Verify that the alerting system works correctly. In this example, a configuration change generates an alert with a severity level of Information. (An Information alarm is the lowest severity, while certificate expirations generate a higher severity level of Warning.)

This is an example of the email alarm that is sent by the ISE:

This procedure describes how to verify that the certificate is installed correctly and how to change EAP and/or Admin roles:
CLI:> show application status ise
If you want to check the certificate externally, you can use the embedded Microsoft Windows tools or the OpenSSL toolkit.

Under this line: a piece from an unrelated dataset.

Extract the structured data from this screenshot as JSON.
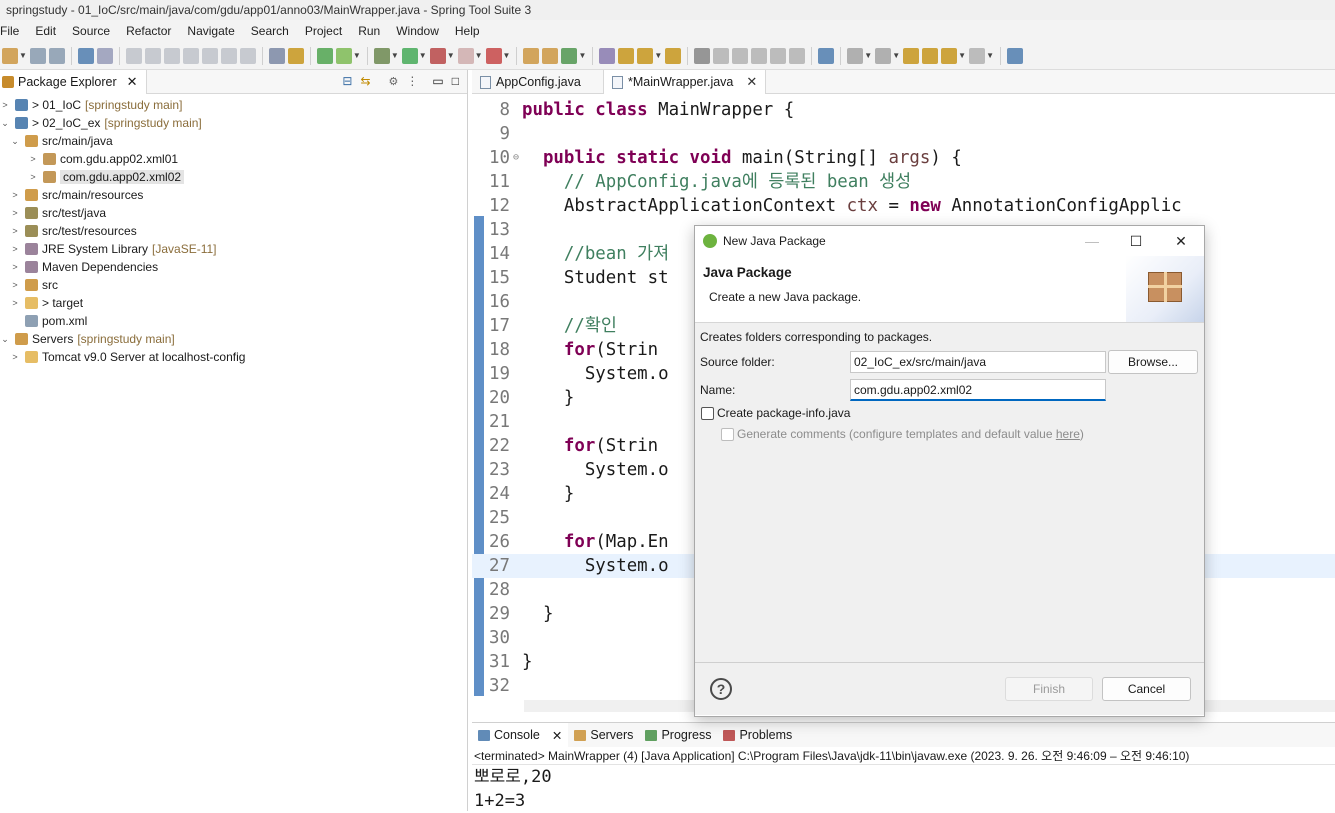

OpenSSL is an open-source implementation of the Secure Sockets Layer (SSL) protocol. If the certificates use your own private CA, you must place your root CA certificate on a local machine and use the OpenSSL option -CApath. If you have an intermediate CA, you must place it into the same directory as well.
In order to obtain general information about the certificate and verify it, use:
openssl x509 -in certificate.pem -noout -text
openssl verify certificate.pem
It can also be useful to convert the certificates with the OpenSSL toolkit:
openssl x509 -in certificate.der -inform DER -outform PEM -out certificate.pem
There is currently no specific diagnostic information available for this configuration.
As you can install a new certificate on the ISE before it is active, Cisco recommends that you install the new certificate before the old certificate expires. This overlap period between the old certificate expiration date and the new certificate start date gives you time to renew certificates and plan their installation with little or no downtime. Once the new certificate enters its valid date range, enable the EAP and/or Admin. Remember, if you enable Admin usage, there is a service restart.